La transversalité peut à la fois aider et nuire à la communication de la musique. [C’est une question d’équilibre.]
DIMITRIS TAMPAKIS & FILIPPOS RASKOVIC – Echo Chambers from FUGA on Vimeo.
Pouvez-vous m’en dire plus sur votre résidence à Fuga en Espagne ? Qu’avez-vous trouvé là-bas ?
Travailler à Fuga, au Centre Etopia d’art et de technologie, a été une expérience incroyable. C’est magique d’être dans un espace de travail pour ne se concentrer que sur une œuvre et rien d’autre. Nous avons également eu accès à tous les outils et les ressources que Fuga pouvait offrir et bénéficié de tout le soutien de l’équipe sur place. Nous avons rencontré des gens et des artistes exceptionnels. Ce fut une chance pour Dimitris et moi de créer notre première œuvre dans ces conditions.

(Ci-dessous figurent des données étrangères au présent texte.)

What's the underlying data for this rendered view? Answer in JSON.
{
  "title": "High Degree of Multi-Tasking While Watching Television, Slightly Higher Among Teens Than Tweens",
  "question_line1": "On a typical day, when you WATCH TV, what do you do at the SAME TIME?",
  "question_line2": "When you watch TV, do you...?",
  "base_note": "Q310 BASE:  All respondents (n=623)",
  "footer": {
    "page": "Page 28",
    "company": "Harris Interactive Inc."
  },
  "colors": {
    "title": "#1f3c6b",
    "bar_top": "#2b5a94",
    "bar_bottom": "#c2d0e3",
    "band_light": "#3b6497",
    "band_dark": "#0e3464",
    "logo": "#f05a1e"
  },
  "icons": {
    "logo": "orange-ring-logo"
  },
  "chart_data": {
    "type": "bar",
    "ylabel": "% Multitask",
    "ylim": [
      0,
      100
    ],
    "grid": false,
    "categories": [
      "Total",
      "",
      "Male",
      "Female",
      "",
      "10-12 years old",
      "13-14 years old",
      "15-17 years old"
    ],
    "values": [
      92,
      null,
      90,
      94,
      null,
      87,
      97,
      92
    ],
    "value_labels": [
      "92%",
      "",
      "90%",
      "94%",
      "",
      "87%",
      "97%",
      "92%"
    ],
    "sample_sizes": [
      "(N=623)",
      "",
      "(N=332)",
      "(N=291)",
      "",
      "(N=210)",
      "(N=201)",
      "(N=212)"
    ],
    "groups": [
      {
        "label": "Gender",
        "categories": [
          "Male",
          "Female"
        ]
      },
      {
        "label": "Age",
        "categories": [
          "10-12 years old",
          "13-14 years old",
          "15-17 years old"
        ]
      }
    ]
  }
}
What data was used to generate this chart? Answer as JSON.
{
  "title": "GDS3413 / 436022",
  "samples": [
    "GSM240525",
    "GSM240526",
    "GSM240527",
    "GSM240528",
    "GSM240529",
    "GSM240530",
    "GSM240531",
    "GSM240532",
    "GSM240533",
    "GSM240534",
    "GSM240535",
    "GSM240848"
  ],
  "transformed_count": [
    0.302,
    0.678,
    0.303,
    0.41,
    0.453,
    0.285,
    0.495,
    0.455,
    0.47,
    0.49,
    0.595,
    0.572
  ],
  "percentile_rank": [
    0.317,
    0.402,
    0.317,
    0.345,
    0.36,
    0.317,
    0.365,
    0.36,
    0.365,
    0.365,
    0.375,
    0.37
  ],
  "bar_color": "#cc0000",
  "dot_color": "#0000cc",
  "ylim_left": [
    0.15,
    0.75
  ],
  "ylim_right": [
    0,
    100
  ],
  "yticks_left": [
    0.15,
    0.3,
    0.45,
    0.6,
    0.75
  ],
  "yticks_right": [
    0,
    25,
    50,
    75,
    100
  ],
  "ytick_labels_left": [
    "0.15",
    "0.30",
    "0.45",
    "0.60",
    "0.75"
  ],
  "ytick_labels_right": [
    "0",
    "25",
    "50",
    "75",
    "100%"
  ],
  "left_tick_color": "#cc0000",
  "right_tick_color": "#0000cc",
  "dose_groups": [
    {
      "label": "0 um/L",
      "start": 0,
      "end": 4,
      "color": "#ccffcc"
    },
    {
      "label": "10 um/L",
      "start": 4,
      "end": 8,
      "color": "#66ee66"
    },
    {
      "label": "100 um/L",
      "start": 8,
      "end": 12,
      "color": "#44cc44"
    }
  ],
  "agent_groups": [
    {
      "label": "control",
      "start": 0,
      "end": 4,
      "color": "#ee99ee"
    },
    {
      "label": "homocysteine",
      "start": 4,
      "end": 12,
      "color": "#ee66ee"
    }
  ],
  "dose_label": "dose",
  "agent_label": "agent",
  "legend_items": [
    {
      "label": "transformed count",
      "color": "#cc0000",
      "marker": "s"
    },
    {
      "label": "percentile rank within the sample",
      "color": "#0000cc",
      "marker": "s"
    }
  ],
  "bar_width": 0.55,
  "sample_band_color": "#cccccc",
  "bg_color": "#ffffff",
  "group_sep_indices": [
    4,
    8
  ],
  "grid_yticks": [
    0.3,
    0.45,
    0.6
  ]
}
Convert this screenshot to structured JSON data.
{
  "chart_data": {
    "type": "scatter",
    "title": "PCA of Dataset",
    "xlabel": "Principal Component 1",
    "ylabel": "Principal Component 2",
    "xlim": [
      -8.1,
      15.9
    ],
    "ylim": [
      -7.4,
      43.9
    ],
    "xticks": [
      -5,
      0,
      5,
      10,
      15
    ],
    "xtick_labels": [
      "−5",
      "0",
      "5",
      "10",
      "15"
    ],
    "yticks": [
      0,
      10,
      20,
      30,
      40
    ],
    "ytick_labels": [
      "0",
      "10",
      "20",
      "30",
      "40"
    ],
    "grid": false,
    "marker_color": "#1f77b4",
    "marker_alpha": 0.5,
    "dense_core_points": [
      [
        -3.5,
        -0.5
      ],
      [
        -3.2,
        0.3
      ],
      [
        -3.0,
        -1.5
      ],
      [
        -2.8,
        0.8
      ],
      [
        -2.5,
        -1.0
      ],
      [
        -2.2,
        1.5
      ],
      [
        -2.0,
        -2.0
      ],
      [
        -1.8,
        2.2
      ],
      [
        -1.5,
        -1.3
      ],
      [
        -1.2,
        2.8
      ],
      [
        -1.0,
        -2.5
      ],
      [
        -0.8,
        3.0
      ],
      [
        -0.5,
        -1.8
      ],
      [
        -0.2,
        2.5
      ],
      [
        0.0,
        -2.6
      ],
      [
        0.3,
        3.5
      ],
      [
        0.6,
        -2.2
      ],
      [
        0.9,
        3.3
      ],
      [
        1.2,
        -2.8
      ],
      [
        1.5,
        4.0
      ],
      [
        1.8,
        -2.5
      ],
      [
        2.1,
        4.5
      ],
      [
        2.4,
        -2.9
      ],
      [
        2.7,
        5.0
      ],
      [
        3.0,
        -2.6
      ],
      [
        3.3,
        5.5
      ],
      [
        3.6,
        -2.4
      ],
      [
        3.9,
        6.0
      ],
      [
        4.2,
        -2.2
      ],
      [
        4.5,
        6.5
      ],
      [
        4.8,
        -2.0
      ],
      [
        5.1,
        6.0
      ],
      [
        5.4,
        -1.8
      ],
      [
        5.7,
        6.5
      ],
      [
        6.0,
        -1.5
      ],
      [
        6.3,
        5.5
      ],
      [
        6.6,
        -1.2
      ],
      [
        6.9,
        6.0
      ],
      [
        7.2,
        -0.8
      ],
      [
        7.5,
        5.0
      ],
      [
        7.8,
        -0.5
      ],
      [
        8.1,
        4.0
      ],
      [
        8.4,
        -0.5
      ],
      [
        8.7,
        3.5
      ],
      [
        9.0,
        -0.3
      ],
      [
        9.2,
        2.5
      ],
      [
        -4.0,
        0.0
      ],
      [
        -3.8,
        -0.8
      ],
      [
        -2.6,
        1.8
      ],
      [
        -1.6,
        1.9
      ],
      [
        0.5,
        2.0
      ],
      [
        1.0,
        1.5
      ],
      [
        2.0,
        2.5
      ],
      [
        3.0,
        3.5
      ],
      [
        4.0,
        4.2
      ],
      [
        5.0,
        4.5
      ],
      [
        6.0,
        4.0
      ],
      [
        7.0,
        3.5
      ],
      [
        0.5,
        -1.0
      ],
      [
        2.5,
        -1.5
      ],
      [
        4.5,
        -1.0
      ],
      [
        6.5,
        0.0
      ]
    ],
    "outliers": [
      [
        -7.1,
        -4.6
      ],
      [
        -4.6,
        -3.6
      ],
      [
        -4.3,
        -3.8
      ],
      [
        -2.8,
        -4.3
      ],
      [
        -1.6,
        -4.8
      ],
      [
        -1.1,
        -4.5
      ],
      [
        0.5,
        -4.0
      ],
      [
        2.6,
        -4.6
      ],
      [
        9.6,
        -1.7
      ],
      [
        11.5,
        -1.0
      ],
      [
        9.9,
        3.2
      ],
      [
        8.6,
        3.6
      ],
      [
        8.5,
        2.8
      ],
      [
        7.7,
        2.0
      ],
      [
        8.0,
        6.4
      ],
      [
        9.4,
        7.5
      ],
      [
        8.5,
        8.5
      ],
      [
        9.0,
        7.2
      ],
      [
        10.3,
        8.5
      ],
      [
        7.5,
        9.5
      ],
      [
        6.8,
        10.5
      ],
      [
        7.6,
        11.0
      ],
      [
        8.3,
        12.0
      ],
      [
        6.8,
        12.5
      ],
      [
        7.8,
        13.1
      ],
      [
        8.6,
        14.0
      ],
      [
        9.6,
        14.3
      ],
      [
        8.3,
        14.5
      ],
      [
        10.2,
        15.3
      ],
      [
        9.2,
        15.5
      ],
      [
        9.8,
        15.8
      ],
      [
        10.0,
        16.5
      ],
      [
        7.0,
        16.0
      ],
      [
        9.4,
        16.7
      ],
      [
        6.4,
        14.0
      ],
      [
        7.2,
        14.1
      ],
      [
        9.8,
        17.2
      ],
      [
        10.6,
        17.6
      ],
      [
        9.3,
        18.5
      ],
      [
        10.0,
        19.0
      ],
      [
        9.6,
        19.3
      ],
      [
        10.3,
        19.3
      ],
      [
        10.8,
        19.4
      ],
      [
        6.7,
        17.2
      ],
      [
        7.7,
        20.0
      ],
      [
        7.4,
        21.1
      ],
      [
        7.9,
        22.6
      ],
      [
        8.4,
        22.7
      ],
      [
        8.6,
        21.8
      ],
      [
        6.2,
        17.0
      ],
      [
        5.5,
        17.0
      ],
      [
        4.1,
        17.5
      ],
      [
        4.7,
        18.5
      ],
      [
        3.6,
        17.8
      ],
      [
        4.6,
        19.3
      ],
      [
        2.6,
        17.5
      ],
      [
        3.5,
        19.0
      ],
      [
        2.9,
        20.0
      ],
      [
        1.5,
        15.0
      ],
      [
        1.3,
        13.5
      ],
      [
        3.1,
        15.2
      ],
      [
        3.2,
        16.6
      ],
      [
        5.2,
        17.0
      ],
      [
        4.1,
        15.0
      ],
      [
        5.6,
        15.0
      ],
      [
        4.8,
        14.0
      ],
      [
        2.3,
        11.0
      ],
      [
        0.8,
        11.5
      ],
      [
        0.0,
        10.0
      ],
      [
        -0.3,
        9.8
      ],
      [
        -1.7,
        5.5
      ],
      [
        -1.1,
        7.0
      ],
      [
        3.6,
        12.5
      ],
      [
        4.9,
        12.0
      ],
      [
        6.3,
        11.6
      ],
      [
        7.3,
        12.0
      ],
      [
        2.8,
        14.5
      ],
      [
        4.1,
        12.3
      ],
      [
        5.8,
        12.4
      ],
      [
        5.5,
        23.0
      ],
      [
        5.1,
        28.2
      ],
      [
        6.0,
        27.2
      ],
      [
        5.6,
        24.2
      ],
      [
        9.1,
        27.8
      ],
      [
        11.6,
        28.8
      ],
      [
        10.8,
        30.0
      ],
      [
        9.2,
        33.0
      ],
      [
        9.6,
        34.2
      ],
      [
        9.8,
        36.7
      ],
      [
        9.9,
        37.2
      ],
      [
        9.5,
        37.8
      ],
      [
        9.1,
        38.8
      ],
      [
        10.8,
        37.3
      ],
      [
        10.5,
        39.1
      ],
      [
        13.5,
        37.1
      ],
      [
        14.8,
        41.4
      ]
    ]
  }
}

Les différents confinements ont-ils eu un impact sur votre travail ? Comment avez-vous vécu l’absence de scène pendant la pandémie ?
Lors du premier confinement, je soumettais mon Master donc je n’ai pas ressenti le vide en termes de travail (rires). Pendant le deuxième confinement, j’ai senti que j’avais beaucoup de temps pour développer certaines compétences techniques qui me manquaient. J’ai été affecté par l’absence de concerts et, à la fin de la période, je commençais à avoir de plus en plus soif de jouer en live ou d’assister à nouveau à des performances.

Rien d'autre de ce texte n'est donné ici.